Virgin Media is revamping its TV offering with a range of new features and products, as it aims to simplify the entertainment experience and “bring people closer to the TV they love”.
At a press launch today (30 November), Virgin Media showcased its V6 TV box, which it says is half the size but 10 times as powerful as the previous TiVo box. It allows people to record six programmes at once and access Netflix in one click, compared to Sky’s apparent seven clicks. The product includes an app that allows users to use their mobile phone as a remote, a new children’s app and a new user interface.
Virgin believes the new features are vital to reflect customers’ need for speed and flexibility.
“The way we are all watching TV is changing. That’s why our Virgin TV Anywhere app brings everything together to give our customers the freedom and flexibility to watch the very best TV and manage recording wherever they are,” said David Bouchier, chief digital entertainment officer at Virgin Media, speaking at the event.
And speaking to Marketing Week, Virgin Media CMO Kerris Bright said the new product and features will be promoted through the brand’s ‘Masters of Entertainment’ campaign, which was launched at the beginning of the year.
“I think [Masters of Entertainment] was successful for two reasons, one is that it is born on consumer insights and the second is people just want to watch the telly they love, when they want to watch it and in the way they want to watch it. It really reached people and is a very fresh way to talk about entertainment in a cluttered world,” she said.
Bright said Virgin Media does not want its customers to “radically change” their behaviour and that the different options on offer allow customers to pick and choose.

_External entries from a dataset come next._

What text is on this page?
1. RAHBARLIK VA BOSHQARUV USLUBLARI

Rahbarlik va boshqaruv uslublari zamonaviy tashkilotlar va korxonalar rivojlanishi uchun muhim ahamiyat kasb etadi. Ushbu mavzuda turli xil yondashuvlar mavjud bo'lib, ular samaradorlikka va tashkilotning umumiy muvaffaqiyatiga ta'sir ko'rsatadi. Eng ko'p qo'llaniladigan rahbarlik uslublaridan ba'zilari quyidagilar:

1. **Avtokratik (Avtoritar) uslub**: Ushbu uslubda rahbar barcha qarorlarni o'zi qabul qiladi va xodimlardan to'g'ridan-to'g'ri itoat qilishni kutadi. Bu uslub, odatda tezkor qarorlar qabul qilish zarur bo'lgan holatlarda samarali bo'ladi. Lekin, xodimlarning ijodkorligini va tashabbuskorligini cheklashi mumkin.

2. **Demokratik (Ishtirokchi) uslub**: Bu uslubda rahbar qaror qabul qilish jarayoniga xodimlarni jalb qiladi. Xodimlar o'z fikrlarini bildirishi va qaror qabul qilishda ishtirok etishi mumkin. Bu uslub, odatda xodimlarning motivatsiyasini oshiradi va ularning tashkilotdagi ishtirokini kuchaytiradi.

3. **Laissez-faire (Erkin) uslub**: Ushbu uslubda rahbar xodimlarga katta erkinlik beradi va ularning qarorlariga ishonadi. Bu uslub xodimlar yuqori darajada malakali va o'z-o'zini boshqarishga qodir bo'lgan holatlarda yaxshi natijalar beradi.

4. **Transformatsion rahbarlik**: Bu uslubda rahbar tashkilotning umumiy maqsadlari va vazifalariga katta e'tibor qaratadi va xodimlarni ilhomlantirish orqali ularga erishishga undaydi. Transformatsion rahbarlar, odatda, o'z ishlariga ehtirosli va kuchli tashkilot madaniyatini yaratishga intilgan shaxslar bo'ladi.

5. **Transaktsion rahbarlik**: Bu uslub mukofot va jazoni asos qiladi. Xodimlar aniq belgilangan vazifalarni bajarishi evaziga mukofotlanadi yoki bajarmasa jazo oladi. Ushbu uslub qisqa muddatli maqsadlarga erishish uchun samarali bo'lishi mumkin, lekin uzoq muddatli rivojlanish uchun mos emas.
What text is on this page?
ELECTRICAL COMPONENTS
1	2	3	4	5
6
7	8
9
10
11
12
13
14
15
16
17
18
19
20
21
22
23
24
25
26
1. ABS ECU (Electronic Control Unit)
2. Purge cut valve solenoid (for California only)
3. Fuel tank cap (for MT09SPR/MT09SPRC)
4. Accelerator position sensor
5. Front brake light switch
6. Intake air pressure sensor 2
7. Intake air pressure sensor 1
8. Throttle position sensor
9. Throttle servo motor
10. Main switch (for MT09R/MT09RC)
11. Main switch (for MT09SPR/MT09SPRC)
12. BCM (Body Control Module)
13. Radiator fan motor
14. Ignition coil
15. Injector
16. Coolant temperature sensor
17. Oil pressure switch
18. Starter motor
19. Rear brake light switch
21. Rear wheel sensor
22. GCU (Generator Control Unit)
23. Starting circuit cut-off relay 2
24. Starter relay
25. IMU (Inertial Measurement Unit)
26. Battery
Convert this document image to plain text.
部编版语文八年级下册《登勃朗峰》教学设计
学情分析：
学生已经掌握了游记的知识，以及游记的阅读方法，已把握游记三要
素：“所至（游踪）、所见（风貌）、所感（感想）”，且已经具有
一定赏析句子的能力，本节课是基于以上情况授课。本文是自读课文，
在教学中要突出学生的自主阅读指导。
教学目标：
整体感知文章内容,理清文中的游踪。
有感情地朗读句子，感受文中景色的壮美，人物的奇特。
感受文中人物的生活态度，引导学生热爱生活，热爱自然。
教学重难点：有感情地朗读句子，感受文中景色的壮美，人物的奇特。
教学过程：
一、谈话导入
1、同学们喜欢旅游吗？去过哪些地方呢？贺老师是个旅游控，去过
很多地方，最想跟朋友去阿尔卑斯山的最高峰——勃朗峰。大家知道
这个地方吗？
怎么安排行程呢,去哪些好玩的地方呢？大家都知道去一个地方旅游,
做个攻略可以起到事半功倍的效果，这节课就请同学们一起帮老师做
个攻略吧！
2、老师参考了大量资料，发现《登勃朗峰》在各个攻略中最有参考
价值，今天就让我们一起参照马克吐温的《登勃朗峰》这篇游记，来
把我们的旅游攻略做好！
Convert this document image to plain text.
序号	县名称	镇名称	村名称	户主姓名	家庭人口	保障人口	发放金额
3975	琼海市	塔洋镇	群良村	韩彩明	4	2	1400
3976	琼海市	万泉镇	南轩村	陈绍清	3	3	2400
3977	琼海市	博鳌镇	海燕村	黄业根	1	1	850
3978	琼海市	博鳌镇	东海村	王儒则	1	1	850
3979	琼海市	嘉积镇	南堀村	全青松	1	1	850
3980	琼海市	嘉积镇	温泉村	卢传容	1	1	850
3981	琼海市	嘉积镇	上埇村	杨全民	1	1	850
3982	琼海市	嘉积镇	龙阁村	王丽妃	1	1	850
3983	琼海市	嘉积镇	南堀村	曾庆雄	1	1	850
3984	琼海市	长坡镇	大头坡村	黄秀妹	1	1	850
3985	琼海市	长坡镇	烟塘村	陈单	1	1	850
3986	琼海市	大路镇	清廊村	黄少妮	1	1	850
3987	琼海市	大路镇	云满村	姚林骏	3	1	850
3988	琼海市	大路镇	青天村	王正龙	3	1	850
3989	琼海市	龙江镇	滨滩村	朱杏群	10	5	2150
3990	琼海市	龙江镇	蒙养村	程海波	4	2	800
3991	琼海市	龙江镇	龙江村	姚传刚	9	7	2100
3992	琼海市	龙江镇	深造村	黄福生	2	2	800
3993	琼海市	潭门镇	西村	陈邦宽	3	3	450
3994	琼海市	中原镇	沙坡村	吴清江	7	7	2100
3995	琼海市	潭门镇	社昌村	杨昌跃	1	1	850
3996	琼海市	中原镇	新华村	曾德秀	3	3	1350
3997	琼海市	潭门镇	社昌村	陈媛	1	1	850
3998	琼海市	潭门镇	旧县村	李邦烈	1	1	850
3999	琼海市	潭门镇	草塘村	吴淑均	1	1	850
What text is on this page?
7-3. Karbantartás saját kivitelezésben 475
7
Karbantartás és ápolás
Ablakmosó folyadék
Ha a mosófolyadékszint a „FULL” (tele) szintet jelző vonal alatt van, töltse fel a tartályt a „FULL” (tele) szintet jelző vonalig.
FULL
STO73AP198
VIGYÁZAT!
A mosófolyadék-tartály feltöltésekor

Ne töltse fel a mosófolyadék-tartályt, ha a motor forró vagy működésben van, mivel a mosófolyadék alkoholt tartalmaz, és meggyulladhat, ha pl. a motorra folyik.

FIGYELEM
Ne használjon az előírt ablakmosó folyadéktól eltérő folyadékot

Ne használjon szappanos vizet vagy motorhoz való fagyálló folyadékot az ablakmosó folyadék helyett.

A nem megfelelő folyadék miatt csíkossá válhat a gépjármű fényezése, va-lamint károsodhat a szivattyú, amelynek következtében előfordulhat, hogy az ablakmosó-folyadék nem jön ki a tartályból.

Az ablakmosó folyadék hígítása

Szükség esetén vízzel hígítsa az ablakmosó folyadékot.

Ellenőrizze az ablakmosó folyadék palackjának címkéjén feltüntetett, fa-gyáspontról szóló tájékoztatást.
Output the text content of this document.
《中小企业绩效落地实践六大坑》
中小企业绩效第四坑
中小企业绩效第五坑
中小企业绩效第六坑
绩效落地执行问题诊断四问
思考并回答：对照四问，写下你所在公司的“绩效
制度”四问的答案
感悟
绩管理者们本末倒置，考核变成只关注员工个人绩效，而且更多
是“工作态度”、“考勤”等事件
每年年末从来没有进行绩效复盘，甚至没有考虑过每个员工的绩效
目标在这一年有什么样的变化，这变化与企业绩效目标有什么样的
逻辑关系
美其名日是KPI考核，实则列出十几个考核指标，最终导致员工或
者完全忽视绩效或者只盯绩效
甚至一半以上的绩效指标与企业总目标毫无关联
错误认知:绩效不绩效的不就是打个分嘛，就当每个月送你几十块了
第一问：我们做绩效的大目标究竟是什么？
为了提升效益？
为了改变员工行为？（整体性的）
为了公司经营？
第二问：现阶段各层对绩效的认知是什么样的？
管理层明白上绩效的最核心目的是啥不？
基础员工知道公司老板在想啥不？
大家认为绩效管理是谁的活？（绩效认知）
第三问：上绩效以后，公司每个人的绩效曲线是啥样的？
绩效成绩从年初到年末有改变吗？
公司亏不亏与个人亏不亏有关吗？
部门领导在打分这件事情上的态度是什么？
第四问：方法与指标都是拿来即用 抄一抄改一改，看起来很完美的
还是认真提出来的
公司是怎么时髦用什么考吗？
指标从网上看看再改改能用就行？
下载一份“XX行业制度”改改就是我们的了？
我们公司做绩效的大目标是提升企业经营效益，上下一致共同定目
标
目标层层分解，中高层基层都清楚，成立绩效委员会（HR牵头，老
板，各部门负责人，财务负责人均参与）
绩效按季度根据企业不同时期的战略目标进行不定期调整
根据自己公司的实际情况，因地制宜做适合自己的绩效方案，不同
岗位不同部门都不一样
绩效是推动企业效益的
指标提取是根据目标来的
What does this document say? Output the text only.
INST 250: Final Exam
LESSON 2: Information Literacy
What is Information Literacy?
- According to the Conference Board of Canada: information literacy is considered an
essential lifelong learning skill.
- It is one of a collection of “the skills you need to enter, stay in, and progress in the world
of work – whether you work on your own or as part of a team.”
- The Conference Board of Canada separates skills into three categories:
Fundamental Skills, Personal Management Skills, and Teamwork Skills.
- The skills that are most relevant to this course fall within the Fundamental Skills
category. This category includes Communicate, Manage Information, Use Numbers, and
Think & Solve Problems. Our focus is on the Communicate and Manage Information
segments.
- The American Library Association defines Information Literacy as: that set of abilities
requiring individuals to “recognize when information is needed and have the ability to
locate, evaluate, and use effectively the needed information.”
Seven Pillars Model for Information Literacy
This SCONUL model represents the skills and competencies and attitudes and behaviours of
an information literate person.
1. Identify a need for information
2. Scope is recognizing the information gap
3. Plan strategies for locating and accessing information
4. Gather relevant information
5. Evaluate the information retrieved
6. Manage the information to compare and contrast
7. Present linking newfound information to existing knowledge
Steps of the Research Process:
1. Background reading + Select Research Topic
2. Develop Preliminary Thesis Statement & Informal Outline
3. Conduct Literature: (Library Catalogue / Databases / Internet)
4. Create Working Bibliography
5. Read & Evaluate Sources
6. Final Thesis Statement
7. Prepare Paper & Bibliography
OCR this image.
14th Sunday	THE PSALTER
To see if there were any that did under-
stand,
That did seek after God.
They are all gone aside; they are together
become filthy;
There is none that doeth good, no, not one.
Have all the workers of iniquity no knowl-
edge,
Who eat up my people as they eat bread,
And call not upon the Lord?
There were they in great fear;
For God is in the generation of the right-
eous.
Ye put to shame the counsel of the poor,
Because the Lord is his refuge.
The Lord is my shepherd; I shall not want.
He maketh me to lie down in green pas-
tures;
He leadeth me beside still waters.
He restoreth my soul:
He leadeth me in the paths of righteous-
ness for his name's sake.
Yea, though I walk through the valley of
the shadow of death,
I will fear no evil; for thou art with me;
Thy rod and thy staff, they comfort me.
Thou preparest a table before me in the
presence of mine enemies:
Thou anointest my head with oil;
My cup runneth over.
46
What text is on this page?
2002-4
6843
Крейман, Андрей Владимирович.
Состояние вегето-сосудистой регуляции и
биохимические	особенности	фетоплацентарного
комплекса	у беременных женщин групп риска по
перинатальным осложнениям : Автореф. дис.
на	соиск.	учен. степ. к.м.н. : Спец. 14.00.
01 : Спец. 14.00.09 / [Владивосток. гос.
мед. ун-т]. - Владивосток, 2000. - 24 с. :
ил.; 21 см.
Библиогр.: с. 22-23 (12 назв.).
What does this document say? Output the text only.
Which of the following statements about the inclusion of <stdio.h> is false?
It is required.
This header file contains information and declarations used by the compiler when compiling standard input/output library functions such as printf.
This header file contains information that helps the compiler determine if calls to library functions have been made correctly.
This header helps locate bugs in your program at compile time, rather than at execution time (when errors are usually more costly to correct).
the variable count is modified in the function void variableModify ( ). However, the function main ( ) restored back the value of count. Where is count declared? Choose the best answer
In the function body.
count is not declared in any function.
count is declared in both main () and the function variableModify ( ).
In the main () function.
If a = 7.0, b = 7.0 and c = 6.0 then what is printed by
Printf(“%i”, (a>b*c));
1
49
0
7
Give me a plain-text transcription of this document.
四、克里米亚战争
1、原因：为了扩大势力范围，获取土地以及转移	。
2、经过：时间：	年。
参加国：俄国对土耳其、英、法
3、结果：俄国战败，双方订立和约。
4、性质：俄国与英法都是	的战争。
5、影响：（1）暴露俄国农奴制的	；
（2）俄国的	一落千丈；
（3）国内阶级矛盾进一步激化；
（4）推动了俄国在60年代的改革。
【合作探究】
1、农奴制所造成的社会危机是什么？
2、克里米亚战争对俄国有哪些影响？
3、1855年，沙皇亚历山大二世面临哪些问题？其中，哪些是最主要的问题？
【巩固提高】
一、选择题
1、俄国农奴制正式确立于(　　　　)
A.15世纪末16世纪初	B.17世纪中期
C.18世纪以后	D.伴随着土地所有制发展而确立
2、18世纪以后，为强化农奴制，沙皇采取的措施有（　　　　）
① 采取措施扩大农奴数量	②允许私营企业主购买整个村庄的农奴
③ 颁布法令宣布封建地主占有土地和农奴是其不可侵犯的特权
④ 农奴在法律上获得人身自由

This is why the company is also launching a Virgin Media Store, which will allow customers to purchase digital films and also receive a DVD in the post.
Although Sky has already beaten Virgin Media to the post with the offer, Bright said the Virgin Media Store offers another way of accessing entertainment, something it has found its customers want.
“Our main focus is looking at ‘what do customers really want to watch’. We have to appeal to a broad market and the vast amount of viewing is still linear,” she said.
Despite the fact the DVD move seems odd in comparison to the brand’s more technical introductions, Bright believes it responding to demand from Virgin Media’s customers, who she claims want a “visual manifestation” of their film tastes.
“There is something about a DVD in a box, it is like the visual manifestation of my tastes, showing the collection of my tastes. I can also share it with my friends more easily,” Bright said.